Thanks for the info Piscesmoon - I'm new to all this (and hence naively shocked at how the system works) as DD is only 2 and I haven't worked in education.
I think I understand from what you say that catchment is always the first decider for whether a child gets into their preferred primary, is that right? Then if that preferred primary is oversubscribed, and it is a church primary, children who don't come into the catchment but still want to go there may be selected for on the criteria of whether their parents are church-goers?
So - for example - Family A and Family B might live next door to each other, just outside the catchment for state primary Church School C. The parents of child A and child B would prefer that their children attended School C for a variety of reasons, eg it might be on the way to the parent's workplace, near a grandparent / other childcare, best friends are going there, good Ofsted results etc.

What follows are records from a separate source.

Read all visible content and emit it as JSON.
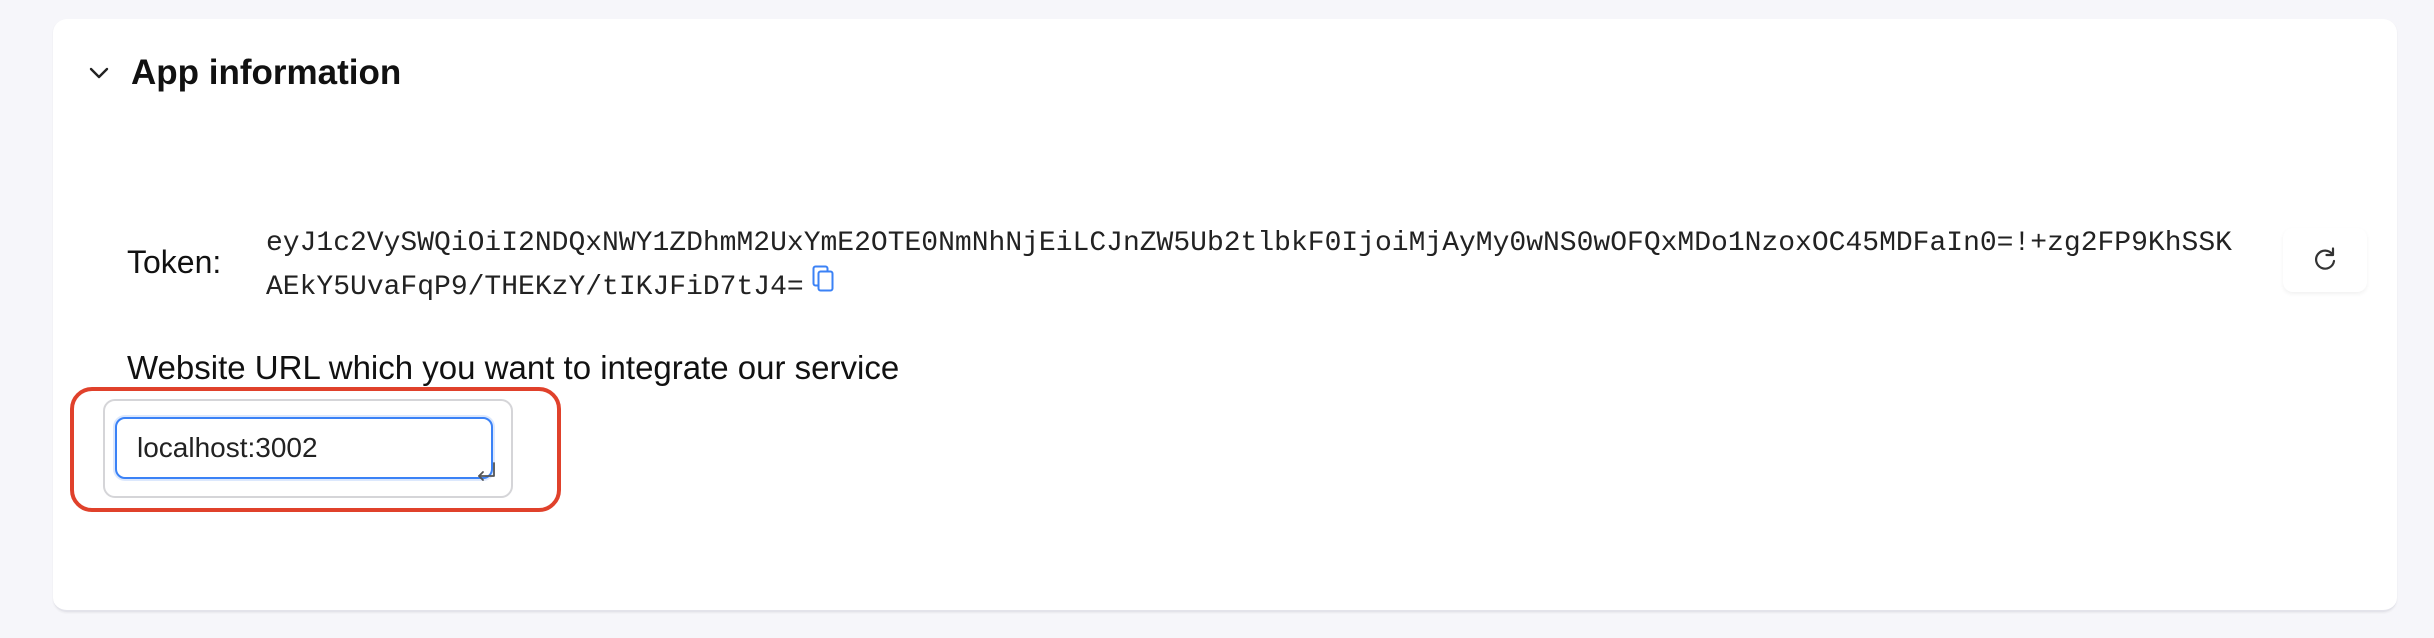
{
  "section": {
    "title": "App information",
    "collapse_icon": "chevron-down-icon"
  },
  "token": {
    "label": "Token:",
    "value": "eyJ1c2VySWQiOiI2NDQxNWY1ZDhmM2UxYmE2OTE0NmNhNjEiLCJnZW5Ub2tlbkF0IjoiMjAyMy0wNS0wOFQxMDo1NzoxOC45MDFaIn0=!+zg2FP9KhSSKAEkY5UvaFqP9/THEKzY/tIKJFiD7tJ4=",
    "copy_icon": "copy-icon",
    "refresh_icon": "refresh-icon"
  },
  "website": {
    "label": "Website URL which you want to integrate our service",
    "url_value": "localhost:3002",
    "enter_icon": "enter-icon"
  },
  "colors": {
    "highlight": "#e0412b",
    "input_focus": "#3b82f6",
    "copy_icon": "#3b82f6"
  }
}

Family A are church-goers, and Family B are not. I can see why Family B might be 'het up' about the fact that their child will face discrimination and disadvantage as to choice compared to Family A's child purely on the basis of the parents' church-going (or lack of). It is after all a state primary, and Family B are tax-payers too. I can also see why Family A might shrug and go 'well I don't know what all the fuss is about, it's a church school'.
Personally I think it is wrong that children face discrimination with regard to certain state services because their parents either don't practise the 'right' religion or don't practise any at all. And quite bizarre that parents are put in the position of pretending to be religious in some cases.
Onager - yes I'd agree with integrating a wide variety of cultural ceremonies, in the form of plays, dancing, crafts, story-telling etc - sounds valuable in terms of helping to understand the world they live in.